A notícia está a ser avançada por vários órgãos de comunicação social franceses. "Este acidente está diretamente ligado a um protesto dos coletes amarelos que provocou um gigantesco engarrafamento de 10 quilómetros. Uma carrinha embateu de frente contra um camião antes de ser também abalroada por outro veículo", adiantou à comunicação social o procurador daquela cidade francesa, Patrick Desjardins. A vítima era o condutor da carrinha.

O veículo pesado avançou "vários metros" após o choque e o seu motorista foi hospitalizado com ferimentos ligeiros, disse o procurador.

"O engarrafamento durou várias horas e parece que os veículos pesados que estavam à espera, apagaram o fogo", disse Desjardins.

Em Paris, a violência dos protestos provocou ainda 133 feridos e 412 pessoas foram detidas. Entre os feridos, 23 são polícias, detalhou a sede da polícia de Paris.

Durante todo o dia de sábado, Paris foi palco de grande violência urbana no oeste e no centro da capital francesa durante a manifestação dos "coletes amarelos".

Reunião de emergência

O presidente francês, Emmanuel Macron, convocou para este domingo uma reunião de emergência do executivo ao mais alto nível para discutir os incidentes de sábado em Paris durante a manifestação dos "coletes amarelos", que já se tornou uma crise política de grandes proporções.

Macron deverá chegou ao país no final da manhã da Argentina, onde participou na cimeira do G20, e vai reunir-se com o primeiro-ministro, Edouard Philippe, com o ministro do Interior, Christophe Castaner, e "os serviços competentes" para tentar encontrar uma resposta ao movimento que já está fora do controlo.

O presidente visitou o Arco do Triunfo, em Paris, para observar os danos sofridos pelo monumento, que foi alvo, no sábado, de atos de vandalismo durante os protestos dos "coletes amarelos".

O Chefe de Estado, acompanhado pelo ministro do Interior, Christophe Castaner, prestou homenagem ao túmulo do soldado desconhecido, que representa todos os franceses mortos na I Guerra Mundial (1914-1918), que os manifestantes sujaram e onde deixaram latas de cerveja e outros objetos.

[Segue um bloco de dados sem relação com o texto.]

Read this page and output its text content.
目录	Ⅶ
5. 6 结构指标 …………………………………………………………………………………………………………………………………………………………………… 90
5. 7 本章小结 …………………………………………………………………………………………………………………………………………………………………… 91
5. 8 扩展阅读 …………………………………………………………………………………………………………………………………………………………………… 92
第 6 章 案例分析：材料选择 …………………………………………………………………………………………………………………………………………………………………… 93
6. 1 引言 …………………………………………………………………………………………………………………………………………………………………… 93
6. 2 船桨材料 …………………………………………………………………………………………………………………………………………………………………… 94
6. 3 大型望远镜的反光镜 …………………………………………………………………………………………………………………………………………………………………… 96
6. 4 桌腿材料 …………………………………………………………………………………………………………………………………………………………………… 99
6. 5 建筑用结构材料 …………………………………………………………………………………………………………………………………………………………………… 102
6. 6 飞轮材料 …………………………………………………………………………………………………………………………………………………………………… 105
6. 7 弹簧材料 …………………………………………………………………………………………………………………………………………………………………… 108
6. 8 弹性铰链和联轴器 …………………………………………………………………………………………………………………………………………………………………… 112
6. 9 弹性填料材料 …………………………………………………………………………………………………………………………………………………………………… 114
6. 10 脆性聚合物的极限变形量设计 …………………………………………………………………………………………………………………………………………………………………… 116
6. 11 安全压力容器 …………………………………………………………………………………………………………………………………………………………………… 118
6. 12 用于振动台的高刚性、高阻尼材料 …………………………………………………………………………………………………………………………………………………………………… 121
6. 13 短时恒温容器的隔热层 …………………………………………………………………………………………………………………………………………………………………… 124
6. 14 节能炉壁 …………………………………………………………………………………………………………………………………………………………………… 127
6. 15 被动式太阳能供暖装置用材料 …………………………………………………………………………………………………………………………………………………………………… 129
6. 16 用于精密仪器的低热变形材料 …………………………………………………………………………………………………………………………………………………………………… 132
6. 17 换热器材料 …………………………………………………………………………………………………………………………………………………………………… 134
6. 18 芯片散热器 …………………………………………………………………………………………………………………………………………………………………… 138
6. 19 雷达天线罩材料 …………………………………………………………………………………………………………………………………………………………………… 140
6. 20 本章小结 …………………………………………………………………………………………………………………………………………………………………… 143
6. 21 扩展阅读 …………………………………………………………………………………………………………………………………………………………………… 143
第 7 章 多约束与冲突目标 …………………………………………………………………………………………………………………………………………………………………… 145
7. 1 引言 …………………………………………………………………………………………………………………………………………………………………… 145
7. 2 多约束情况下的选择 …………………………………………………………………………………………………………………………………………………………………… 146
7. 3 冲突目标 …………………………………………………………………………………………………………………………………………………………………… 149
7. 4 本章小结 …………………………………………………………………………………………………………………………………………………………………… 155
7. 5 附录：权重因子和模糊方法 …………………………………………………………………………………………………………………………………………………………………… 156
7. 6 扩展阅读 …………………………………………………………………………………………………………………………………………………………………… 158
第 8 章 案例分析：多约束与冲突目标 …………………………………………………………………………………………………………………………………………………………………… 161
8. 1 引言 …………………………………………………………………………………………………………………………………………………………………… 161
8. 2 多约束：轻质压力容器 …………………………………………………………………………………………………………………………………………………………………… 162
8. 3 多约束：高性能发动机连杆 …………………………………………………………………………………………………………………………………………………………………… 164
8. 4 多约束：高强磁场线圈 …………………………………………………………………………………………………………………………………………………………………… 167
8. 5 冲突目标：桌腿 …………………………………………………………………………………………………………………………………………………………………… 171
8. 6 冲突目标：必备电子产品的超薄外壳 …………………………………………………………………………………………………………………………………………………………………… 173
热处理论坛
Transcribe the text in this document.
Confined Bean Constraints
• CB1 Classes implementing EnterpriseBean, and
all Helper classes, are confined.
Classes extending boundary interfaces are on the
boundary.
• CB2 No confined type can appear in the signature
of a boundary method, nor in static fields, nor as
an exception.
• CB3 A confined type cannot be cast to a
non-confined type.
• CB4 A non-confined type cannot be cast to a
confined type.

A Comissão Legislativa do Senado francês vai ouvir na terça-feira o ministro e secretário de Estado do Interior Christophe Castaner e Laurent Nuñez, respetivamente, sobre "os motins e ataques contra as forças de segurança e atos de vandalismo e destruição" durante as manifestações dos "coletes amarelos", lê-se num comunicado divulgado hoje pela câmara alta do Parlamento francês, informa a agência France-Presse.

A comissão senatorial ouvirá as explicações do ministro do Interior, e do seu secretário de Estado, "sobre os meios postos em prática para fazer face aos protestos".

Esta audiência incidirá também sobre "as novas disposições que devem ser tomadas para prevenir a recorrência e agravamento destas condições de extrema gravidade, sem infringir o direito constitucional dos franceses de expressar os seus pontos de vista e descontentamento com manifestações não violentas".

Protesto contra a taxação de combustíveis

O movimento de "coletes amarelos" nasceu espontaneamente num sinal de protesto contra a taxação de combustíveis em França.

As ações de contestação estão a causar grande embaraço ao Governo francês, tendo corrido mundo as imagens dos violentos confrontos entre manifestantes vestindo coletes amarelos e a polícia, no sábado, na emblemática avenida dos Campos Elísios, em Paris.

As reivindicações dos coletes amarelos não mudaram, mesmo depois do Presidente Emmanuel Macron se ter dirigido à nação na passada terça-feira.

A grande carga de impostos, perda do poder de compra e desilusão geral com o Governo são as queixas mais comuns entre quem está a manifestar nas ruas do país.